Charleston City Paper | March 8, 2006
Setting up, plugging in, and turnin’ it up in a circuit just outside of the local “alternative” indie scene, Charleston, S.C. rock quartet Big Black Building have diligently pushed ahead with their own, no-nonsense style and manner. Founding members Chris Sullivan and John Melnick formed the band seven years ago and never lost sight of their main goals. They wanted to entertain their audiences and themselves on stage from week to week, and they wanted to document their own expressive rock songs and get them out there for popular consideration.

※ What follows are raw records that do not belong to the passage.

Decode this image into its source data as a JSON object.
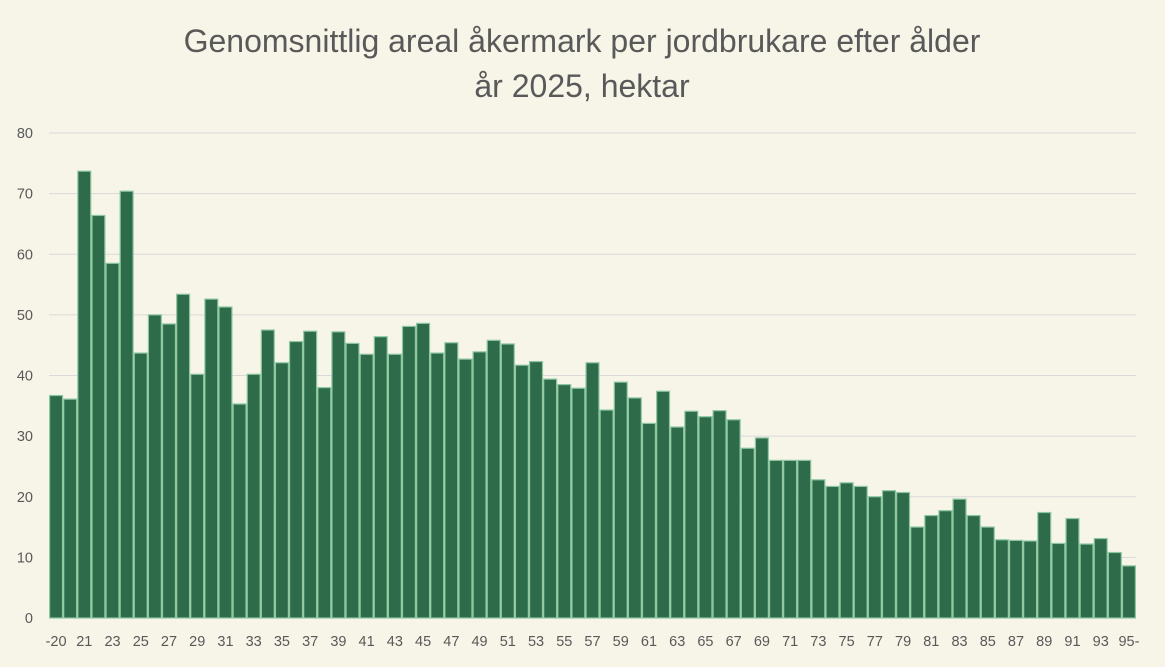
{
  "chart_data": {
    "type": "bar",
    "title_lines": [
      "Genomsnittlig areal åkermark per jordbrukare efter ålder",
      "år 2025, hektar"
    ],
    "xlabel": "",
    "ylabel": "",
    "ylim": [
      0,
      80
    ],
    "y_ticks": [
      0,
      10,
      20,
      30,
      40,
      50,
      60,
      70,
      80
    ],
    "grid": true,
    "legend": "none",
    "bar_color": "#2e6b4a",
    "bar_edge_color": "#8cc79f",
    "background_color": "#f7f4e8",
    "categories": [
      "-20",
      "20",
      "21",
      "22",
      "23",
      "24",
      "25",
      "26",
      "27",
      "28",
      "29",
      "30",
      "31",
      "32",
      "33",
      "34",
      "35",
      "36",
      "37",
      "38",
      "39",
      "40",
      "41",
      "42",
      "43",
      "44",
      "45",
      "46",
      "47",
      "48",
      "49",
      "50",
      "51",
      "52",
      "53",
      "54",
      "55",
      "56",
      "57",
      "58",
      "59",
      "60",
      "61",
      "62",
      "63",
      "64",
      "65",
      "66",
      "67",
      "68",
      "69",
      "70",
      "71",
      "72",
      "73",
      "74",
      "75",
      "76",
      "77",
      "78",
      "79",
      "80",
      "81",
      "82",
      "83",
      "84",
      "85",
      "86",
      "87",
      "88",
      "89",
      "90",
      "91",
      "92",
      "93",
      "94",
      "95-"
    ],
    "shown_x_ticks": [
      "-20",
      "21",
      "23",
      "25",
      "27",
      "29",
      "31",
      "33",
      "35",
      "37",
      "39",
      "41",
      "43",
      "45",
      "47",
      "49",
      "51",
      "53",
      "55",
      "57",
      "59",
      "61",
      "63",
      "65",
      "67",
      "69",
      "71",
      "73",
      "75",
      "77",
      "79",
      "81",
      "83",
      "85",
      "87",
      "89",
      "91",
      "93",
      "95-"
    ],
    "values": [
      36.7,
      36.1,
      73.7,
      66.4,
      58.5,
      70.4,
      43.7,
      50.0,
      48.5,
      53.4,
      40.2,
      52.6,
      51.3,
      35.3,
      40.2,
      47.5,
      42.1,
      45.6,
      47.3,
      38.0,
      47.2,
      45.3,
      43.5,
      46.4,
      43.5,
      48.1,
      48.6,
      43.7,
      45.4,
      42.7,
      43.9,
      45.8,
      45.2,
      41.7,
      42.3,
      39.4,
      38.5,
      37.9,
      42.1,
      34.3,
      38.9,
      36.3,
      32.1,
      37.4,
      31.5,
      34.1,
      33.2,
      34.2,
      32.7,
      28.0,
      29.7,
      26.0,
      26.0,
      26.0,
      22.8,
      21.7,
      22.3,
      21.7,
      20.0,
      21.0,
      20.7,
      15.0,
      16.9,
      17.7,
      19.6,
      16.9,
      15.0,
      12.9,
      12.8,
      12.7,
      17.4,
      12.3,
      16.4,
      12.2,
      13.1,
      10.8,
      8.6
    ]
  }
}
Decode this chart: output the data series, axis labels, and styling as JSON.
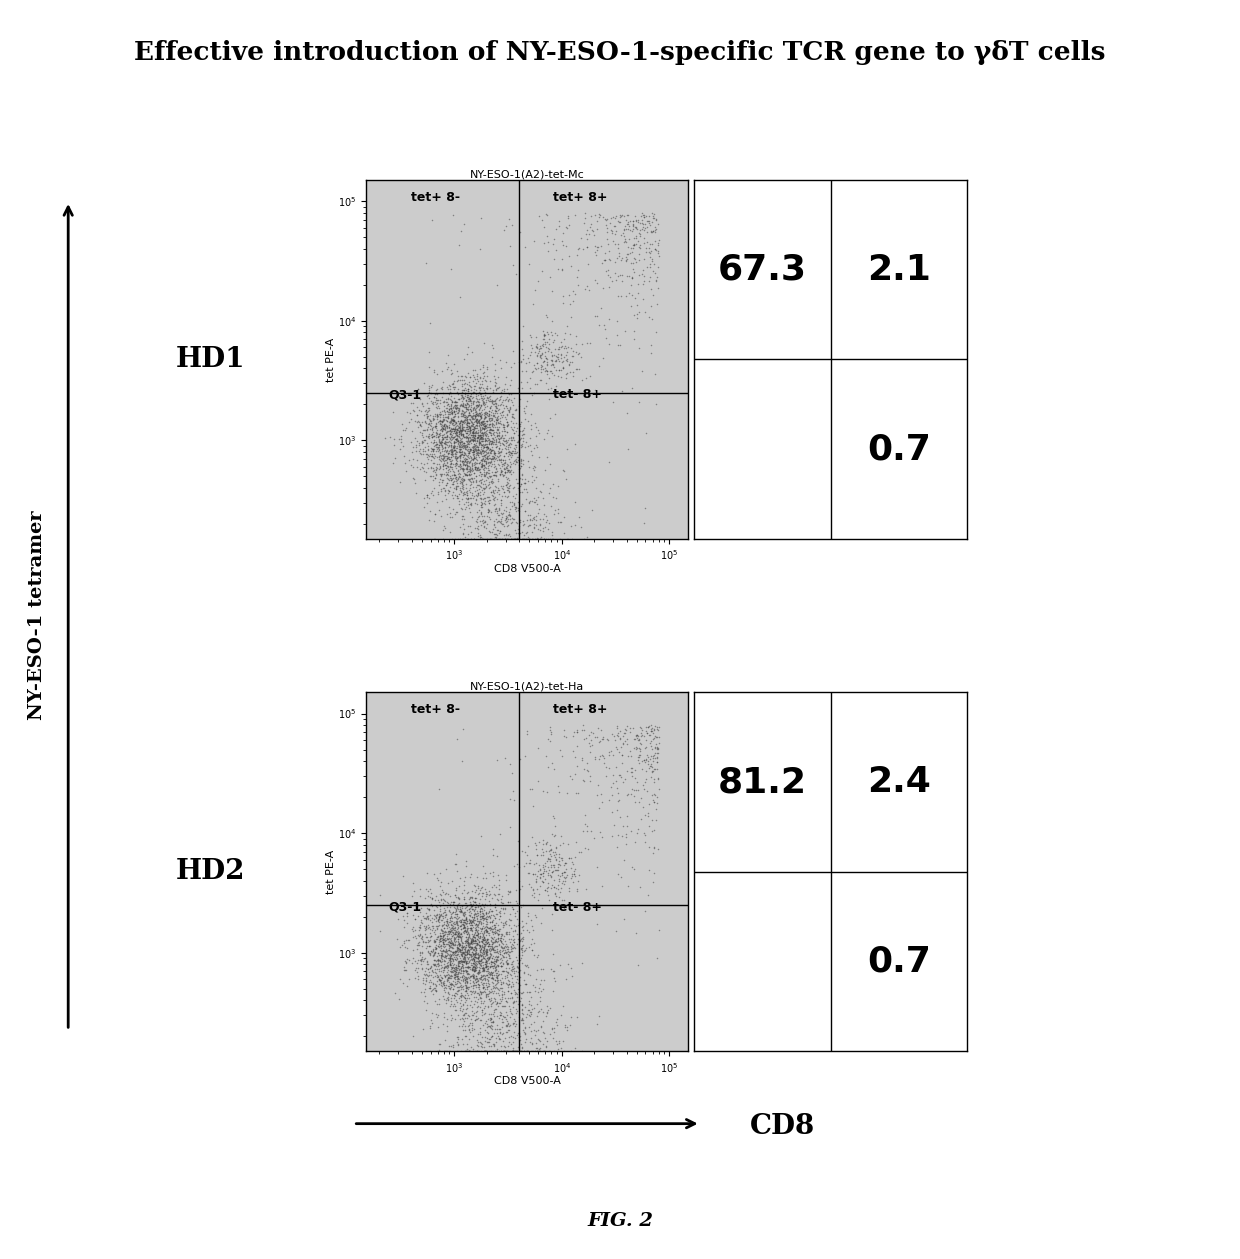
{
  "title": "Effective introduction of NY-ESO-1-specific TCR gene to γδT cells",
  "fig_label": "FIG. 2",
  "hd1_label": "HD1",
  "hd2_label": "HD2",
  "cd8_label": "CD8",
  "ny_eso_label": "NY-ESO-1 tetramer",
  "plot1_title": "NY-ESO-1(A2)-tet-Mc",
  "plot2_title": "NY-ESO-1(A2)-tet-Ha",
  "plot1_xlabel": "CD8 V500-A",
  "plot2_xlabel": "CD8 V500-A",
  "plot1_ylabel": "tet PE-A",
  "plot2_ylabel": "tet PE-A",
  "hd1_values": {
    "top_left": "67.3",
    "top_right": "2.1",
    "bottom_right": "0.7"
  },
  "hd2_values": {
    "top_left": "81.2",
    "top_right": "2.4",
    "bottom_right": "0.7"
  },
  "quad_labels": {
    "tl": "tet+ 8-",
    "tr": "tet+ 8+",
    "bl": "Q3-1",
    "br": "tet- 8+"
  },
  "bg_color": "#ffffff",
  "text_color": "#000000",
  "plot_bg": "#cccccc",
  "scatter_color": "#444444",
  "title_fontsize": 19,
  "label_fontsize": 15,
  "value_fontsize": 26,
  "quad_label_fontsize": 9
}
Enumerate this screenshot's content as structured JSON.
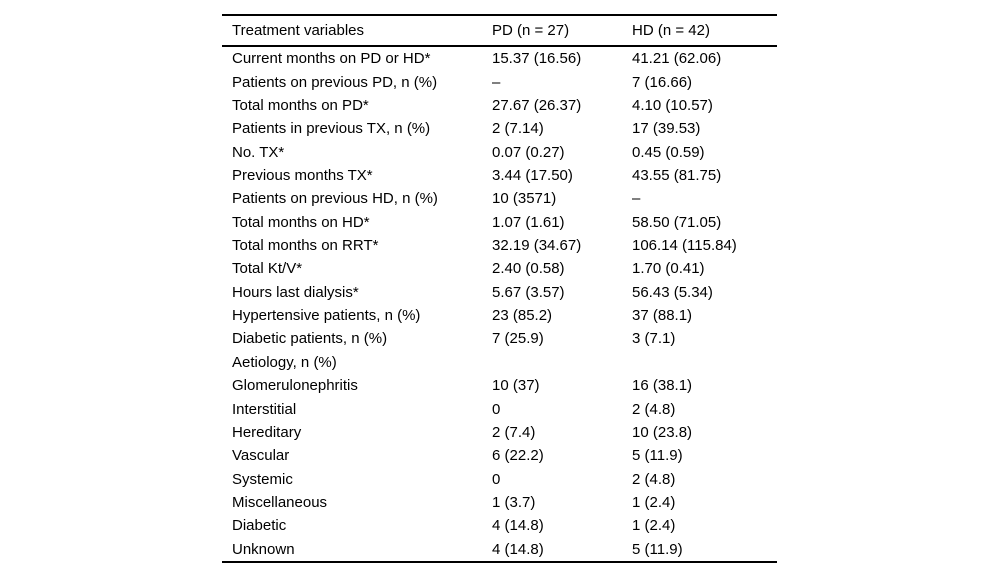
{
  "page": {
    "background": "#ffffff",
    "text_color": "#000000"
  },
  "table": {
    "columns": [
      "Treatment variables",
      "PD (n = 27)",
      "HD (n = 42)"
    ],
    "rows": [
      {
        "variable": "Current months on PD or HD*",
        "pd": "15.37 (16.56)",
        "hd": "41.21 (62.06)"
      },
      {
        "variable": "Patients on previous PD, n (%)",
        "pd": "–",
        "hd": "7 (16.66)"
      },
      {
        "variable": "Total months on PD*",
        "pd": "27.67 (26.37)",
        "hd": "4.10 (10.57)"
      },
      {
        "variable": "Patients in previous TX, n (%)",
        "pd": "2 (7.14)",
        "hd": "17 (39.53)"
      },
      {
        "variable": "No. TX*",
        "pd": "0.07 (0.27)",
        "hd": "0.45 (0.59)"
      },
      {
        "variable": "Previous months TX*",
        "pd": "3.44 (17.50)",
        "hd": "43.55 (81.75)"
      },
      {
        "variable": "Patients on previous HD, n (%)",
        "pd": "10 (3571)",
        "hd": "–"
      },
      {
        "variable": "Total months on HD*",
        "pd": "1.07 (1.61)",
        "hd": "58.50 (71.05)"
      },
      {
        "variable": "Total months on RRT*",
        "pd": "32.19 (34.67)",
        "hd": "106.14 (115.84)"
      },
      {
        "variable": "Total Kt/V*",
        "pd": "2.40 (0.58)",
        "hd": "1.70 (0.41)"
      },
      {
        "variable": "Hours last dialysis*",
        "pd": "5.67 (3.57)",
        "hd": "56.43 (5.34)"
      },
      {
        "variable": "Hypertensive patients, n (%)",
        "pd": "23 (85.2)",
        "hd": "37 (88.1)"
      },
      {
        "variable": "Diabetic patients, n (%)",
        "pd": "7 (25.9)",
        "hd": "3 (7.1)"
      },
      {
        "variable": "Aetiology, n (%)",
        "pd": "",
        "hd": ""
      },
      {
        "variable": "Glomerulonephritis",
        "pd": "10 (37)",
        "hd": "16 (38.1)"
      },
      {
        "variable": "Interstitial",
        "pd": "0",
        "hd": "2 (4.8)"
      },
      {
        "variable": "Hereditary",
        "pd": "2 (7.4)",
        "hd": "10 (23.8)"
      },
      {
        "variable": "Vascular",
        "pd": "6 (22.2)",
        "hd": "5 (11.9)"
      },
      {
        "variable": "Systemic",
        "pd": "0",
        "hd": "2 (4.8)"
      },
      {
        "variable": "Miscellaneous",
        "pd": "1 (3.7)",
        "hd": "1 (2.4)"
      },
      {
        "variable": "Diabetic",
        "pd": "4 (14.8)",
        "hd": "1 (2.4)"
      },
      {
        "variable": "Unknown",
        "pd": "4 (14.8)",
        "hd": "5 (11.9)"
      }
    ]
  }
}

“There is the situation in Charleston where if you are going to be a working band and play five to six nights a week, you’re going to have to play covers,” explains Sullivan, 36. Born in Jacksonville, Fla., Sullivan grew up in Charleston and started playing rock music in his teens.

“There are only a few places that really lend themselves to promoting original music,” he says. “In the meantime, we definitely try and put our own feel to a lot of the songs that we do. For example, we do Zep’s ‘Rock & Roll’ and there’s no way I can sing it like Plant in that key, so we do it in a lower key. I’m not at all a studied musician. I’m really a bread-and-butter kind of guitar player and play strictly by ear. Because we play live so much, a lot of times I’ll bring in a new song and we’ll learn on the fly during soundcheck. We stick to the skeleton of the tune, but when it comes to the meat and muscle, we put it on there our own way.”

The current Big Black Building lineup includes the heavily tattooed Sullivan on lead vocals and guitar and Melnick, 38, on lead guitar, along with newly-initiated bassist Adam Irick, 36, and drummer Adam Bradley, 24, (formerly of Kapone).

The band name comes from a passage in Hunter S. Thompson’s Fear & Loathing in Las Vegas in which the main characters are searching for a place called the Psychiatrist’s Club in a “big, black building,” where they hope to find “the American dream.”

“We’ve definitely solidified our sound,” says Sullivan of the current lineup. “It takes a while when you bring in new guys — to really play with them and have everyone feel it out and figure out their place and role in the band. And it took us a little while to really get ourselves where we need to be.”

Thus far, Big Black Building have released full two albums of original material. 2000’s nine-song collection Tested — crisply recorded by engineer Frank Lisenbee at Scorpio Productions — featured Melnick on lead guitar and bass, and drummer David Kieser. The tunes bounced back and forth between mid-tempo anthems and four-chord chuggers. 2005’s 11-song Take a Chance — recorded at Fusion 5 — is already out of print. The collection demonstrates a tighter full-band sound and a more fully-developed, dynamic songwriting style from Sullivan. Hints of classic, late-’70s and early-’80s metal and hard-rock make their way into the fist-raising rockers and power ballads … those hints of metal resembling those found in the likes of the Screaming Trees, The Cult, or Social Distortion, rather than anything related to the poodle-hair metal out of Hollywood.

“Right now, we’re mostly doing covers and a few songs off the CDs,” says Sullivan. “Aside from that, we all draw from different styles of music, so it’s very hard to put a finger on it and say exactly what it sounds like. A great way to describe us is as a ‘blue-collar guitar-rock band.’ It’s definitely a guitar-rock band. A lot of my musical influences come from ’70s rock and old, traditional country guys like Johnny Cash and Hank Williams. It has a Southern edge, but all over the place.

“If we’re playing at Wild Wing, the set is pretty different from when we’re playing at Big Deck Daddy’s,” he continues. “This lineup is sharp enough to catch on and adjust to any situation, fortunately. These days, we are playing the north area now — and we do get up to Charlotte and Virginia from time to time — we are playing more Southern rock stuff. That’s been more of our direction. We do great at biker bars!”

When they’re not fielding requests from crowds at north area roadhouse taverns and biker bars, they’re in the studio and practice space working on their own material. As the primary lyricist and songwriter, Sullivan assembles the basics and then brings them to the band. “I do my solo thing at Wings on Rivers Avenue on Tuesdays and it’s a blast,” he says. “It’s an easy, fun gig where I can try things I don’t normally get to do with the band. Sometimes, they end up as new Big Black Building songs.”